I - políticas que visem ao bem estar físico, mental e social do indivíduo e da coletividade, a redução e a busca da eliminação do risco de doenças e outros agravos, abrangendo o ambiente natural, os locais públicos e de trabalho;
II - acesso universal e igualitário às ações e serviços de saúde, em todos os níveis de complexidade;
III - atendimento integral do indivíduo, abrangendo a promoção, preservação e recuperação da saúde. ====Art. 214====

O conjunto de ações e serviços de saúde de abrangência municipal, integram a rede regionalizada e hierarquizada do sistema único de saúde, nos termos do disposto no art. 198 da Constituição da República.

§ 1º A direção do sistema único de saúde será exercida no âmbito do Município pelo órgão municipal competente.
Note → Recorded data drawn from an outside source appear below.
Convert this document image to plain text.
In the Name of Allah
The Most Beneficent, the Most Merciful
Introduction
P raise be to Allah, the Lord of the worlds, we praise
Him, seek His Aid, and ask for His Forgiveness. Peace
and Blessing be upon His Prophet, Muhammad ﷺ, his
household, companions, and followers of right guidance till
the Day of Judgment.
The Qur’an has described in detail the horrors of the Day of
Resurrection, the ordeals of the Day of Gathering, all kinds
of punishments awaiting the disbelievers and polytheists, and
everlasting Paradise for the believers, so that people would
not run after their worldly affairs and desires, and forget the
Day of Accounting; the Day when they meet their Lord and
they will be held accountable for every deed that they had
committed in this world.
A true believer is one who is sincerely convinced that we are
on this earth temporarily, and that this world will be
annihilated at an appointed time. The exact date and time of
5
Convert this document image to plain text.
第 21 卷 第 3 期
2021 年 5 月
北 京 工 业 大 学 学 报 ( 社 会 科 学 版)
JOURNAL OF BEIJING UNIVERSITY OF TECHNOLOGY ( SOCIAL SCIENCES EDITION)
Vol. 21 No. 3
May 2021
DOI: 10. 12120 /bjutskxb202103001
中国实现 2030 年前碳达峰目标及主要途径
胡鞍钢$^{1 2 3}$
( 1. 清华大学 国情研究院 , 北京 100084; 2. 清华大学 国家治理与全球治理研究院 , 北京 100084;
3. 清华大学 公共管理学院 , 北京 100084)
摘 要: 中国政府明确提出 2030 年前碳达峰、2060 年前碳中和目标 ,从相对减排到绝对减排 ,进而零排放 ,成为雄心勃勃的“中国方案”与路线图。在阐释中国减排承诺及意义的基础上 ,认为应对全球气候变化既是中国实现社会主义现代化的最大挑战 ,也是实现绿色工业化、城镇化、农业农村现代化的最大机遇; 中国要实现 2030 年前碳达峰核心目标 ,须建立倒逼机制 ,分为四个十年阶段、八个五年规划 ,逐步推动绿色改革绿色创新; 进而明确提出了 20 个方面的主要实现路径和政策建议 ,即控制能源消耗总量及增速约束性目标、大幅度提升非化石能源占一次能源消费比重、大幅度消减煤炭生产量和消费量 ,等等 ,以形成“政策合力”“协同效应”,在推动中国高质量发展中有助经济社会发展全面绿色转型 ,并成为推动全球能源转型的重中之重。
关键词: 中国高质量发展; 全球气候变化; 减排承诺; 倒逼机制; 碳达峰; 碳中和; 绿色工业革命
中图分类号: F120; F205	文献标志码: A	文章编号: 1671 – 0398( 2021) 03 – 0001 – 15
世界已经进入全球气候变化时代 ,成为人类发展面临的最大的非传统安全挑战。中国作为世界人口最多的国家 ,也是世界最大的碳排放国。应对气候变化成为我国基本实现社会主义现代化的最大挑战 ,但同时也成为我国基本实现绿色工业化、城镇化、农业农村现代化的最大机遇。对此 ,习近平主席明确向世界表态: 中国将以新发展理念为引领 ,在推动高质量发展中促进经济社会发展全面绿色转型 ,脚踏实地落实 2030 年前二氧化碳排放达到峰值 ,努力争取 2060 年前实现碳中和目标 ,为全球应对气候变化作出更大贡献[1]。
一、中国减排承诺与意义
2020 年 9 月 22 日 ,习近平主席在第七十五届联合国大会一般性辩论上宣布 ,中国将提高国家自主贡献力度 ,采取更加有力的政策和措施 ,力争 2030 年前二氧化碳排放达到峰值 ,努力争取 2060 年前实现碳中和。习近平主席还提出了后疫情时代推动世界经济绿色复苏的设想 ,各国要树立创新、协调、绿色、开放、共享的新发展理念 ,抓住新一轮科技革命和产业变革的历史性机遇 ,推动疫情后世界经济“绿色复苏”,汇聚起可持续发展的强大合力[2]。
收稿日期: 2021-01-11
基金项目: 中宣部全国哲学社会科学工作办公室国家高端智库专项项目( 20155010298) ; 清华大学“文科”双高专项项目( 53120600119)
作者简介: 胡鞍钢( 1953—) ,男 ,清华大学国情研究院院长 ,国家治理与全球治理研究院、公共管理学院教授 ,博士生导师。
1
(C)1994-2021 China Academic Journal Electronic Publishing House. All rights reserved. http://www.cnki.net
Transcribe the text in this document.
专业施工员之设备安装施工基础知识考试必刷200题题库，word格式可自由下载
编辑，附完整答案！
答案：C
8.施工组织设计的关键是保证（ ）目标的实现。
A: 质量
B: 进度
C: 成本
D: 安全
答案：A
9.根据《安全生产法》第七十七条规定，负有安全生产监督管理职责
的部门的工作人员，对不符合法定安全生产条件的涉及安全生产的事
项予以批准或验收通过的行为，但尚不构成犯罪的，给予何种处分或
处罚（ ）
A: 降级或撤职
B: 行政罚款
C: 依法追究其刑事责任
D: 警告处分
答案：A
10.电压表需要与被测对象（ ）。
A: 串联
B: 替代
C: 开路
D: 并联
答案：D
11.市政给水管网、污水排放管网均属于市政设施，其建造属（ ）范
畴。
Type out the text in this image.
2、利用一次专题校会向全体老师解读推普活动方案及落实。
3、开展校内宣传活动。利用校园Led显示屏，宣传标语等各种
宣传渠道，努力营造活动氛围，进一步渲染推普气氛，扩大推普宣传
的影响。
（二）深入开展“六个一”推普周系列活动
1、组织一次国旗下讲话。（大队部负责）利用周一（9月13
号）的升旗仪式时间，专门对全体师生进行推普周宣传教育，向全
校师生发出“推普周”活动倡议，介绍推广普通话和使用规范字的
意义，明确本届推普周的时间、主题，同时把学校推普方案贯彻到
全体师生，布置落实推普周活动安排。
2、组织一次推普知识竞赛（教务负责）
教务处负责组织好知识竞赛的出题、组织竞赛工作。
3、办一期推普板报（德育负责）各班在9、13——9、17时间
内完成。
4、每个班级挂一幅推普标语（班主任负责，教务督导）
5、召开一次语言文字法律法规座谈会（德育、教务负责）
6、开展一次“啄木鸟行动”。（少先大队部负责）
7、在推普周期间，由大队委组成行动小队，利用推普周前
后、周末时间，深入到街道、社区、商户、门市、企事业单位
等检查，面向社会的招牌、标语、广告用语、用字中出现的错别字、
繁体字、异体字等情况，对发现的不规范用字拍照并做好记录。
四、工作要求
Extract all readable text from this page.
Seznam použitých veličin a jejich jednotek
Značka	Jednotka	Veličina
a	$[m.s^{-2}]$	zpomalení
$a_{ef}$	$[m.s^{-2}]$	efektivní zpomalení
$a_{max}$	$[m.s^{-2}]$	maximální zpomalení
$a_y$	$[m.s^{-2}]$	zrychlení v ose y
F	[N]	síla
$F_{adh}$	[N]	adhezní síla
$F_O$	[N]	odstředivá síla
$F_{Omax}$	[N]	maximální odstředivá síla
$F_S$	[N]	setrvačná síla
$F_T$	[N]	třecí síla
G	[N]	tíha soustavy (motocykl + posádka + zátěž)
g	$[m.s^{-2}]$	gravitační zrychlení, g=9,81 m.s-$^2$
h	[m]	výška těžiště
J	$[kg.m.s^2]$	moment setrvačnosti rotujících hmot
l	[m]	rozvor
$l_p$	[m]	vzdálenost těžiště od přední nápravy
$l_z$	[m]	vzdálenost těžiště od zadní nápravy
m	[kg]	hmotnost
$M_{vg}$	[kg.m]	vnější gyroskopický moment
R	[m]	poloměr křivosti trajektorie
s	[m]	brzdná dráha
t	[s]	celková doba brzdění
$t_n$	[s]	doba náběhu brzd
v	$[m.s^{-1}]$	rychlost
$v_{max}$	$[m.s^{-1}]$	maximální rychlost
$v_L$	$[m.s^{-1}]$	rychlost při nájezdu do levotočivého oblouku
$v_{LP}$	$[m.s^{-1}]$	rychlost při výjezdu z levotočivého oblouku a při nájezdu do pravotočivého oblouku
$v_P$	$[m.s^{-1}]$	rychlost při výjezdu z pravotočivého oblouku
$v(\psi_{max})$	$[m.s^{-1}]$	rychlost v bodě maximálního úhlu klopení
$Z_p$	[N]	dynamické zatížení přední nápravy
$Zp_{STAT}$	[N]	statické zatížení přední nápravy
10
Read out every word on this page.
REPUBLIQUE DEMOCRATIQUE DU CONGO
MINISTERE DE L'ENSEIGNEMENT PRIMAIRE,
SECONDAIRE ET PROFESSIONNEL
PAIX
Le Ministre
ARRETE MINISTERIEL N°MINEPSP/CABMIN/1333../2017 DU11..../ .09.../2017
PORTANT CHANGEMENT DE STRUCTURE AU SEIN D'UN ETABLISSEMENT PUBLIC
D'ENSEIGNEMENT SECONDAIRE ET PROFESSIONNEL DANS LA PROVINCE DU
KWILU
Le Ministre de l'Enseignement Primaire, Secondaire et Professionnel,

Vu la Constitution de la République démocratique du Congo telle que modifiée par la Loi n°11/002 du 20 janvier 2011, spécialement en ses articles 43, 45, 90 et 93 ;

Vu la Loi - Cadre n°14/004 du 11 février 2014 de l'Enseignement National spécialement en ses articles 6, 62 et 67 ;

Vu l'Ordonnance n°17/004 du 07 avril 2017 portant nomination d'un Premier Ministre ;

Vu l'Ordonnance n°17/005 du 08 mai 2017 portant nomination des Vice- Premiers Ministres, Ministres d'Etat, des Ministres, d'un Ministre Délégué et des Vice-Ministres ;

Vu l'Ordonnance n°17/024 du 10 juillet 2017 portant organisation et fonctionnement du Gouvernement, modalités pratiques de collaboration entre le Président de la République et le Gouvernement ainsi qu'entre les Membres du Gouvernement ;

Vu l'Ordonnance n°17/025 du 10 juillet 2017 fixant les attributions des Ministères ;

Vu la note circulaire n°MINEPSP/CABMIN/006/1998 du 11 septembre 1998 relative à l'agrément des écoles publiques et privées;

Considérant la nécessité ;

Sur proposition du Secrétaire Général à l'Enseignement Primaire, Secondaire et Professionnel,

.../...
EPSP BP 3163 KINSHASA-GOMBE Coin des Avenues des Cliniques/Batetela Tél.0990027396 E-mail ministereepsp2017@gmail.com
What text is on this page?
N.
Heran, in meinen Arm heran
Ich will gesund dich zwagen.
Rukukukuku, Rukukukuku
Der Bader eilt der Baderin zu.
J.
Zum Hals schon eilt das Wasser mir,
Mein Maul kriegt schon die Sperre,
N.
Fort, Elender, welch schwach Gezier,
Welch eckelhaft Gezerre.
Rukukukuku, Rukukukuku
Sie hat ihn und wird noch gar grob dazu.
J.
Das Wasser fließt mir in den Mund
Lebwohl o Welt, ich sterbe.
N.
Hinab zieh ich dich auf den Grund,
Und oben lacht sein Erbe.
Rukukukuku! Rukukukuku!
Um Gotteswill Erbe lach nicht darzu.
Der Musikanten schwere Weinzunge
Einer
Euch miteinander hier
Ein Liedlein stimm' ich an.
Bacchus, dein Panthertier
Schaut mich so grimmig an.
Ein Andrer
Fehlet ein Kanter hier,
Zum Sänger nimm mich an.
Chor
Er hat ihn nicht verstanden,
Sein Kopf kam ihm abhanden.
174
§ 2º O sistema único de saúde, no âmbito do Município, será financiado com recursos do Município, do Estado, da União, da seguridade social e de outras fontes que constituem um fundo específico regulado por lei municipal.

§ 3º É vedada a destinação de recursos públicos municipais para auxílio, incentivos fiscais ou subvenções às instituições privadas com fins lucrativos.

§ 4º É vedada a nomeação ou designação, para cargo ou função de chefia ou assessoramento na área de saúde, em qualquer nível, da pessoa que participe na direção, gerência ou administração de entidade ou instituição que mantenha contrato com o sistema único de saúde ou seja por ele creditada.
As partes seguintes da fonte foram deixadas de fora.